Pregnancy

I Had To Stop Breastfeeding For My Mental Health — Literally

By  | 

Linda describes herself as an educated woman who is fully aware of the health benefits to breastfeeding one’s baby. Coupled with massive social pressures to breastfeed, Linda’s sister-in-law is also in the La Lech League, a nonprofit organization dedicated to encouraging women to nurse. Aside from Linda’s gnawing anxieties about breastfeeding, she had been hearing her sister-in-law espouse all the beneficial facts and figures for a decade.

Yet, her ultimate decision to stop breastfeeding her daughter came at the suggestion of her concerned husband. Although Linda planned to stick to the recommended six months for the sake of her daughter,  she found that she was doing no service to her baby by being a wreck.

“In the most loving way possible, he let me know that our daughter needed a healthy mother more than she needed my breastmilk,” she says. “And he was right.  I needed to be present in her life instead of floating through the day in a fog. I wanted to be engaged in her life and enjoying all the new things that babies learn in that first year. After a few sessions of therapy knocked the cobwebs out of my brain and I was able to think more clearly, I realized that he was right. I had to stop breastfeeding in order to be the emotionally present mother that my daughter deserved.”

Linda describes her initial feeling after relinquishing the breast in one word: relief. She tells me that the decision truly lifted a weight from her shoulders and realigned the partnership in her marriage. Able to share parenting duties with her husband, she calls her halt to breastfeeding as a real turning point in her recovery from PPD.

“The day that I stopped breastfeeding was the day that I felt I could move onto the next chapter in my life and start digging myself out of that dark hole.”
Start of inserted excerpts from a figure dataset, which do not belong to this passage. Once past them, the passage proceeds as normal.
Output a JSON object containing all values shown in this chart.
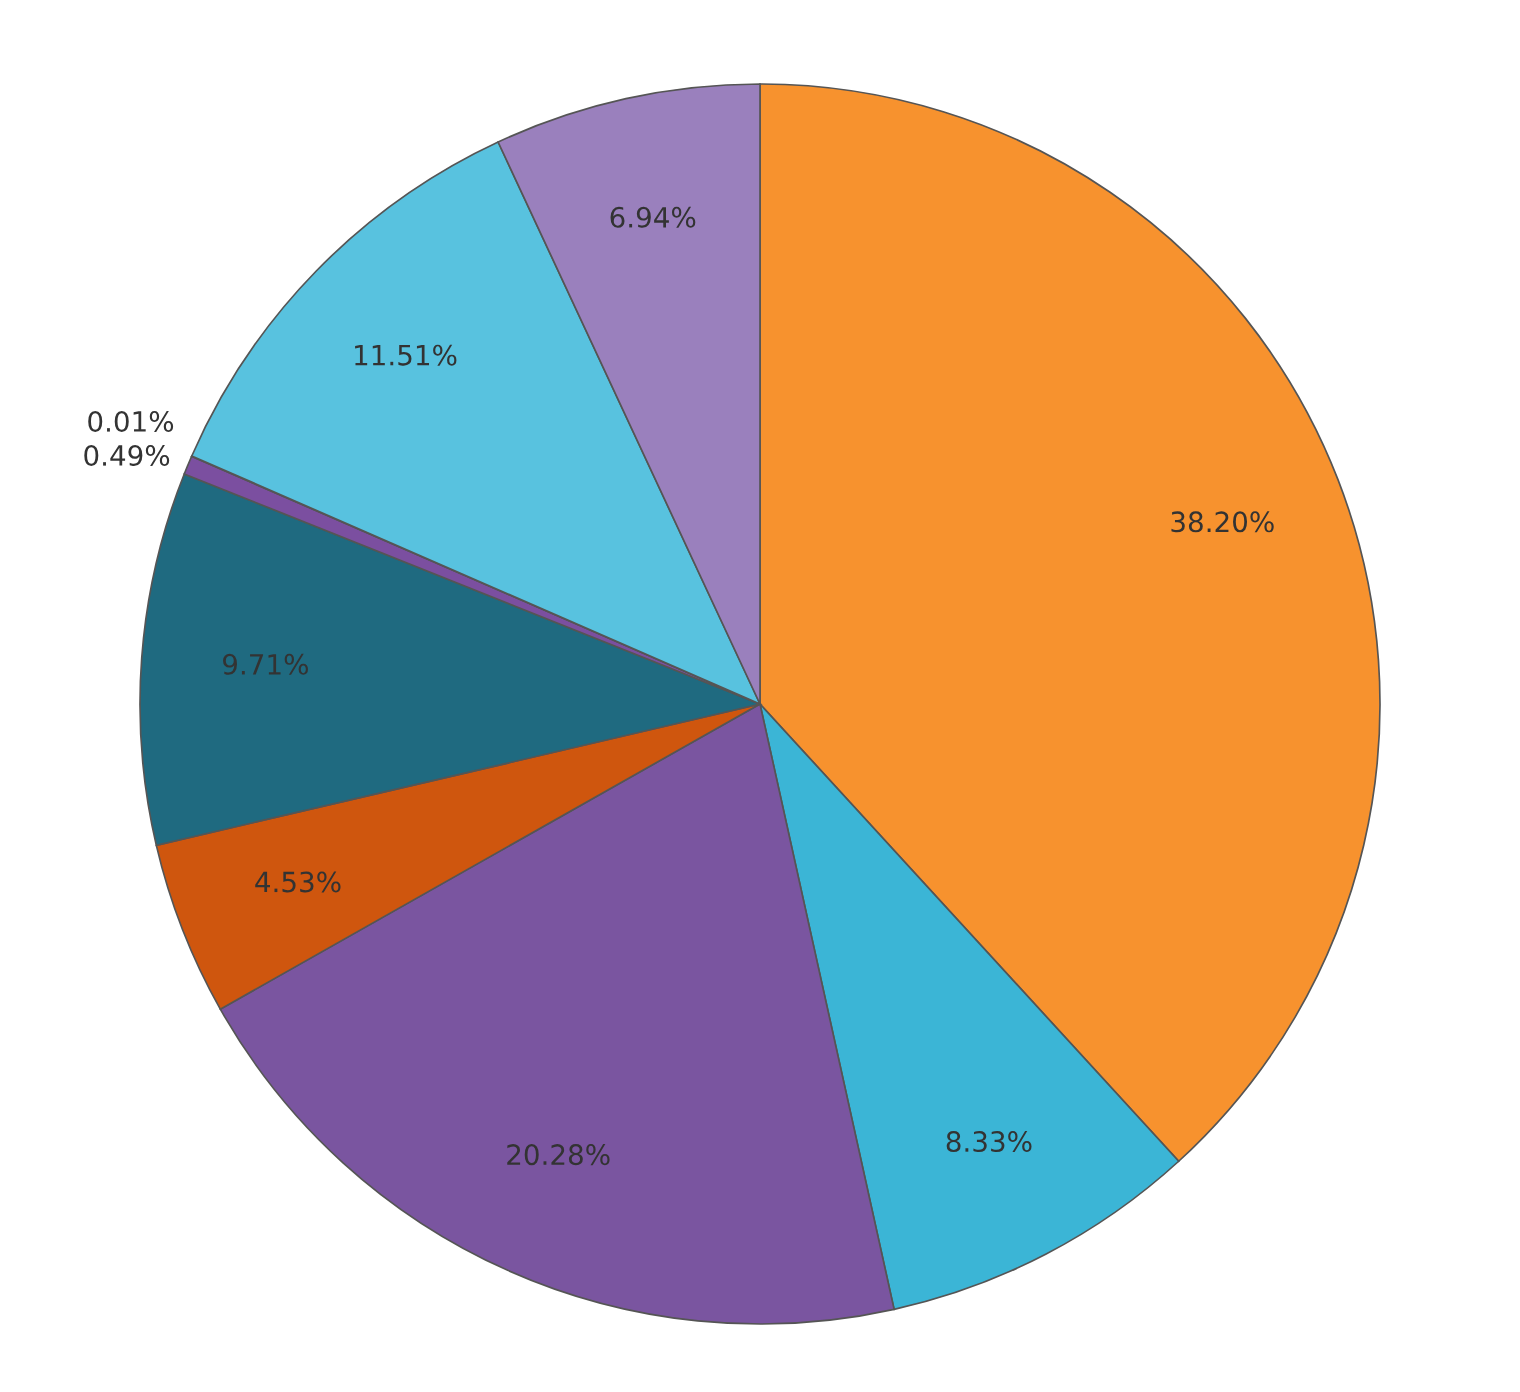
{
  "chart_data": {
    "type": "pie",
    "categories": [
      null,
      null,
      null,
      null,
      null,
      null,
      null,
      null,
      null
    ],
    "values": [
      38.2,
      8.33,
      20.28,
      4.53,
      9.71,
      0.49,
      0.01,
      11.51,
      6.94
    ],
    "value_labels": [
      "38.20%",
      "8.33%",
      "20.28%",
      "4.53%",
      "9.71%",
      "0.49%",
      "0.01%",
      "11.51%",
      "6.94%"
    ],
    "colors": [
      "#f7922e",
      "#3bb5d6",
      "#7a55a0",
      "#cf560e",
      "#1f6a80",
      "#7b4fa0",
      "#5ec8e0",
      "#58c2df",
      "#9a80bd"
    ]
  }
}
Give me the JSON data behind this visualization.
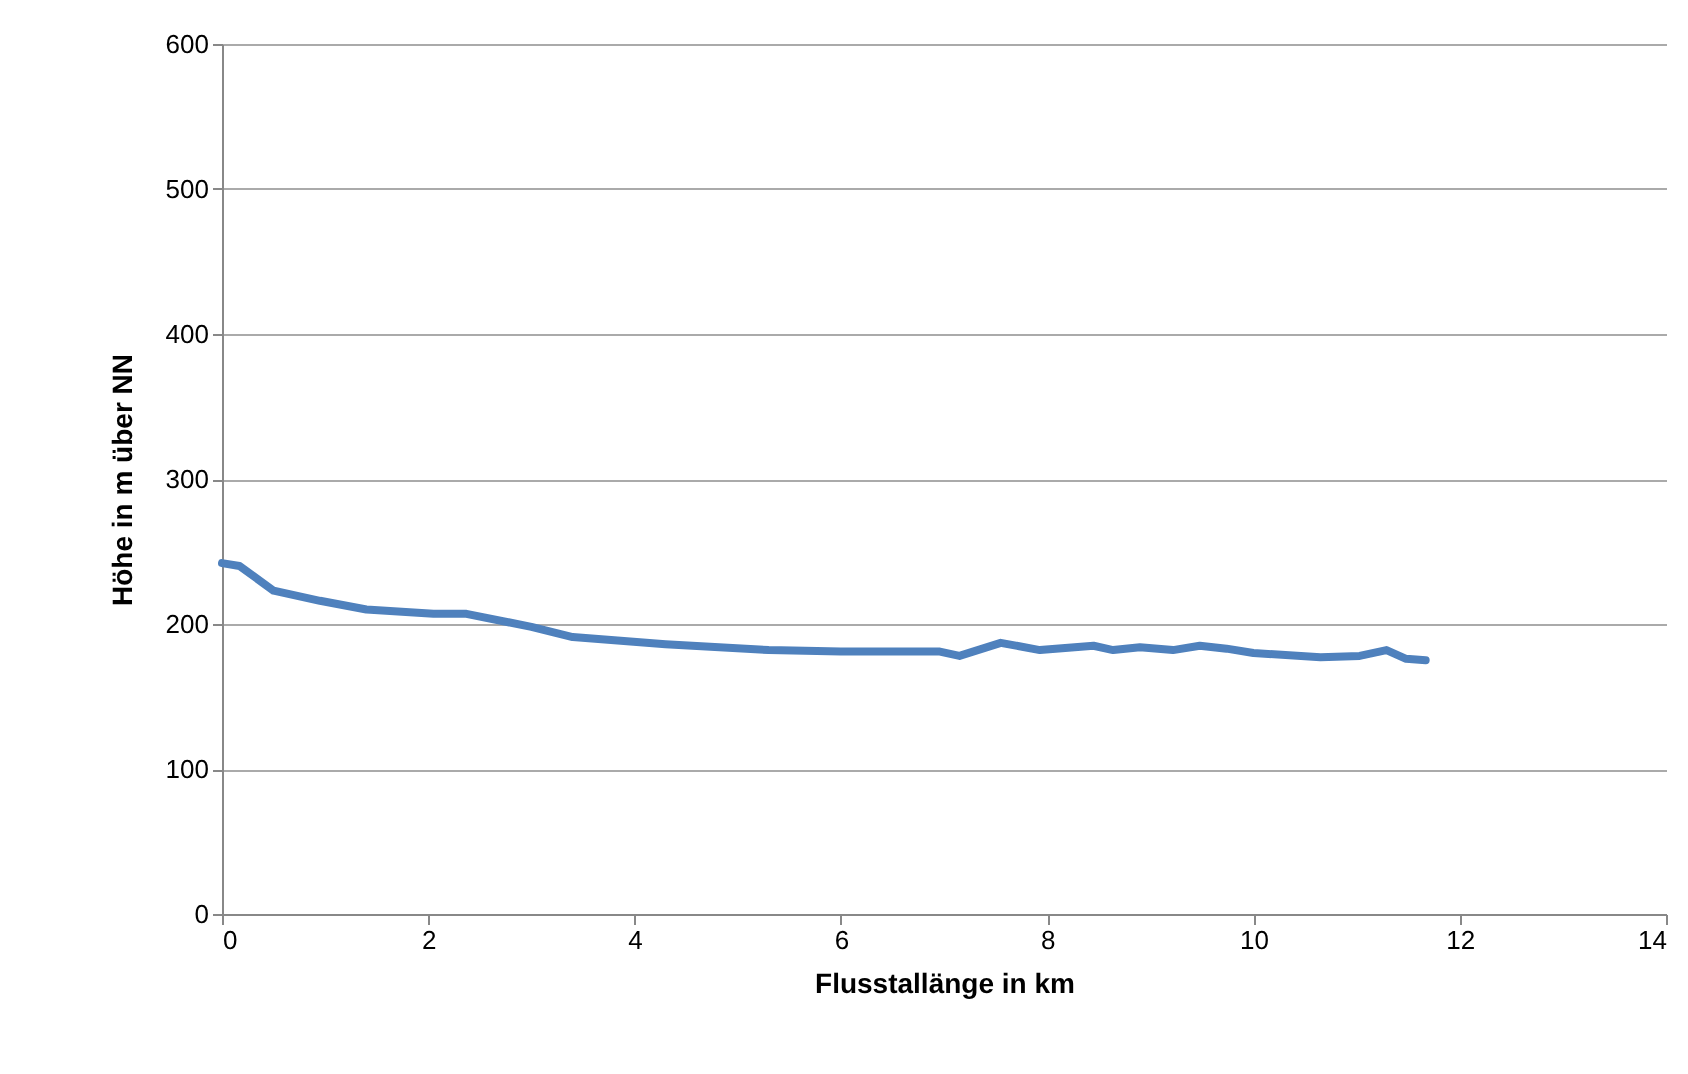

Now a year later, Linda is still regularly seeing a therapist for her PPD. She also encounters comments and cultural judgements for not breastfeeding her daughter “long enough.” However, she appears unfazed by the digs at her daughter’s first few months of life, telling me, “I know my truth.” She says that her ordeal with PPD, anxiety, and breastfeeding has revealed a lot to her about the criticisms and judgements mothers are often keen to make about one another, as well as illuminating what’s truly best for her own child.

“Over the past months I’ve realized that the ‘best’ that I can give her isn’t always what can be written down on paper or put in a category like natural birth, breastfeeding, co-sleeping, etc. The best that I can give her is an emotionally stable and content mother.”